Novi Sad, like Esch, holds the title of European Capital of Culture this year. The second largest city in Serbia looks back on a rich heritage of the alternative scene. Many see it threatened by the institutionalisation of culture, of which the Capital of Culture has become a symbol. Over a lot of coffee, the Lëtzebuerger Journal asked around in the scene.
While the evening sun on the Danube promenade tempts strollers to succumb to popcorn, below the dam, on the grounds of the abandoned ironworks, only a short old man with a cap is still doing his rounds. The security guard chats with the young people who meet here to smoke pot, trots over the clean pavement, occasionally takes a look into the neglected rooms. Where there were doors, there are now passages to heaps of scrap metal. In the former workshops lie building rubble, plastic pipes, damp sofa cushions, chipped plaster. The walls are rotting, water has left green traces and mould on the walls. In between, new anthracite-coloured benches and lanterns stand out, polished, the paths newly paved. The front halls have been modernised, painted white and hide the true face of the dilapidated factory site.

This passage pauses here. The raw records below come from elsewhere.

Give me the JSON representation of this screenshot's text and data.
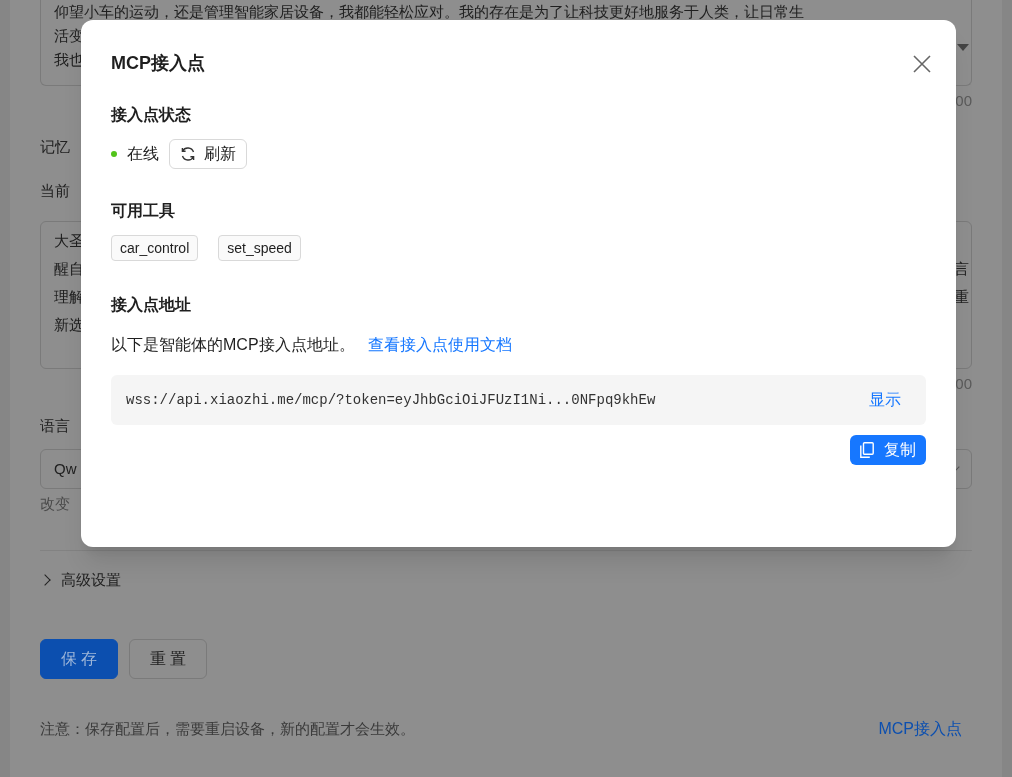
{
  "background": {
    "intro_textarea": {
      "lines": [
        "仰望小车的运动，还是管理智能家居设备，我都能轻松应对。我的存在是为了让科技更好地服务于人类，让日常生",
        "活变",
        "我也"
      ],
      "counter": "00"
    },
    "memory_label": "记忆",
    "current_label": "当前",
    "memory_textarea": {
      "left_lines": [
        "大圣",
        "醒自",
        "理解",
        "新选"
      ],
      "right_lines": [
        "言",
        "重"
      ],
      "counter": "00"
    },
    "language_label": "语言",
    "language_select": {
      "value": "Qw"
    },
    "language_hint": "改变",
    "advanced": {
      "label": "高级设置",
      "expanded": false
    },
    "buttons": [
      {
        "label": "保 存",
        "kind": "primary"
      },
      {
        "label": "重 置",
        "kind": "default"
      }
    ],
    "note": "注意：保存配置后，需要重启设备，新的配置才会生效。",
    "mcp_link": "MCP接入点"
  },
  "dialog": {
    "title": "MCP接入点",
    "status_heading": "接入点状态",
    "status": {
      "label": "在线",
      "online": true
    },
    "refresh_button": "刷新",
    "tools_heading": "可用工具",
    "tools": [
      "car_control",
      "set_speed"
    ],
    "address_heading": "接入点地址",
    "address_description": "以下是智能体的MCP接入点地址。",
    "docs_link": "查看接入点使用文档",
    "address": "wss://api.xiaozhi.me/mcp/?token=eyJhbGciOiJFUzI1Ni...0NFpq9khEw",
    "show_link": "显示",
    "copy_button": "复制"
  }
}
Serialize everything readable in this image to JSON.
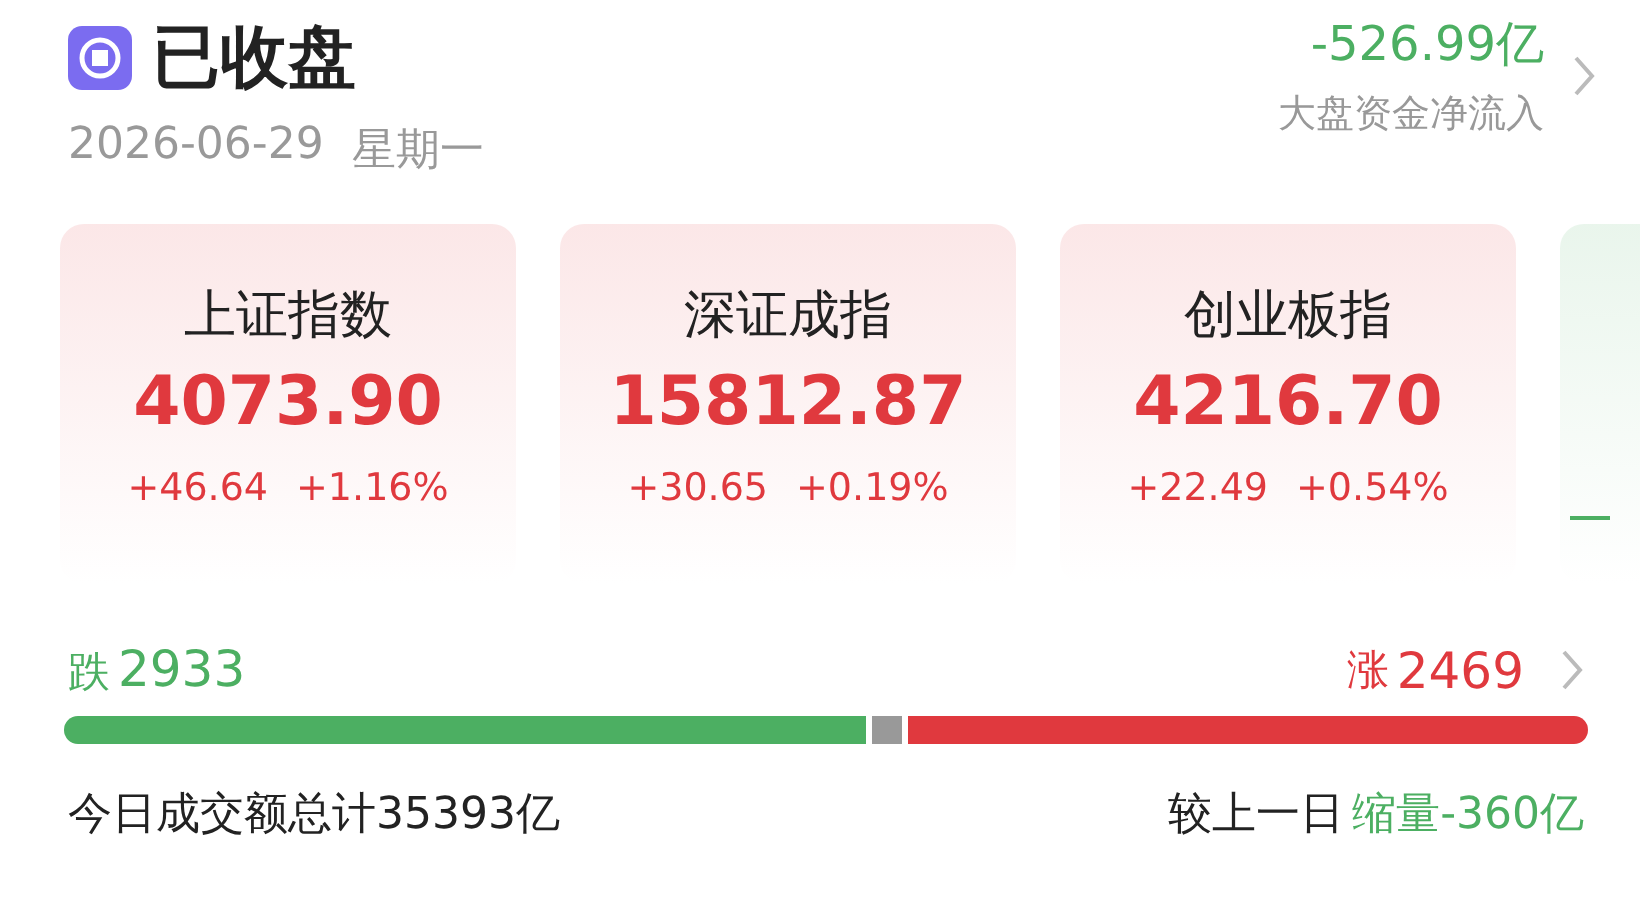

After the factories in the industrial zone between the Danube and Liman Park were closed down, artists and creative people settled here for decades. They called the quarter Chinatown. Today, hardly anyone can say why. The area covers 11,000 square metres, and some names have risen to international cultural circles from its mud. After World War I, the area fuelled Serbia's second-largest city's industry, and with it population growth. In the 1980s, the now-abandoned site became the pulse of Serbia's underground cultural scene. A few years ago, the city administration recognised the potential – Chinatown became part of the city's cultural infrastructure.